The destroyer of illusion is also the giver of grace.
Conclusion
ityuttaratantrārgatamaṃ śrīkālītāṇḍavastotraṃ sampūrṇam
Thus concludes the Shri Kali Tandava Stotram from the Uttara Tantra.
I should also say plainly that much of what I have written here is not "mine" in any possessive sense. It comes from listening, reading, reflecting, and receiving. I remain grateful to Bhairava for sending Praveen anna into my life and for the force of jnana that broke through when it was needed.
Om Shri Gurubhyo Namah. Jai Khyapa Parampara.
If you find mistakes in this article, please read it in that spirit. I am a seeker, not a Sanskrit scholar. I have tried to make this stotram easier to approach for those who feel drawn toward Ma Kali. The outcome belongs to her.
If you made it this far, perhaps the hymn was meant to meet you.
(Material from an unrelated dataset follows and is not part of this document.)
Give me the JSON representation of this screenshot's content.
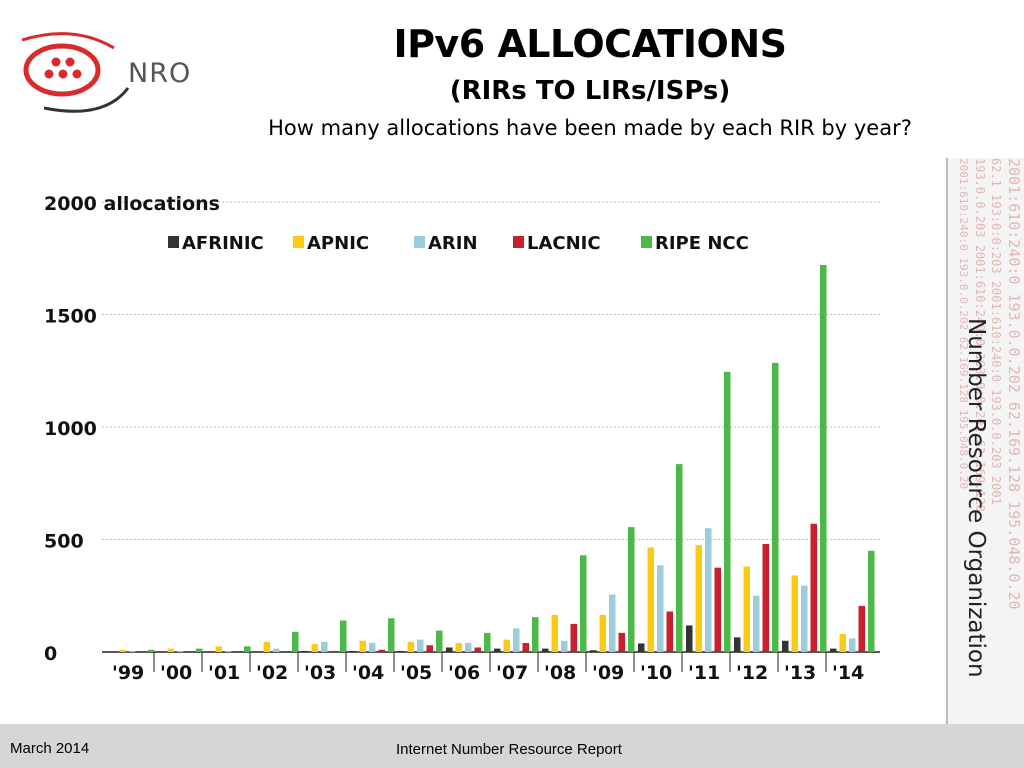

Jnana reaches whom it reaches. There is no value in gatekeeping what came through grace. We all stand on the shoulders of those who came before us.
Jai Ma Adya Mahakali. Jai Kalabhairava. Jai Ma Krishna.
Spiritual Insight
The Shri Kali Tandava Stotram holds together two truths at once: Ma Kali terrifies what is false, and she protects what is sincere. Read slowly, it becomes not just a hymn of praise, but a way of seeing her fierce grace more clearly.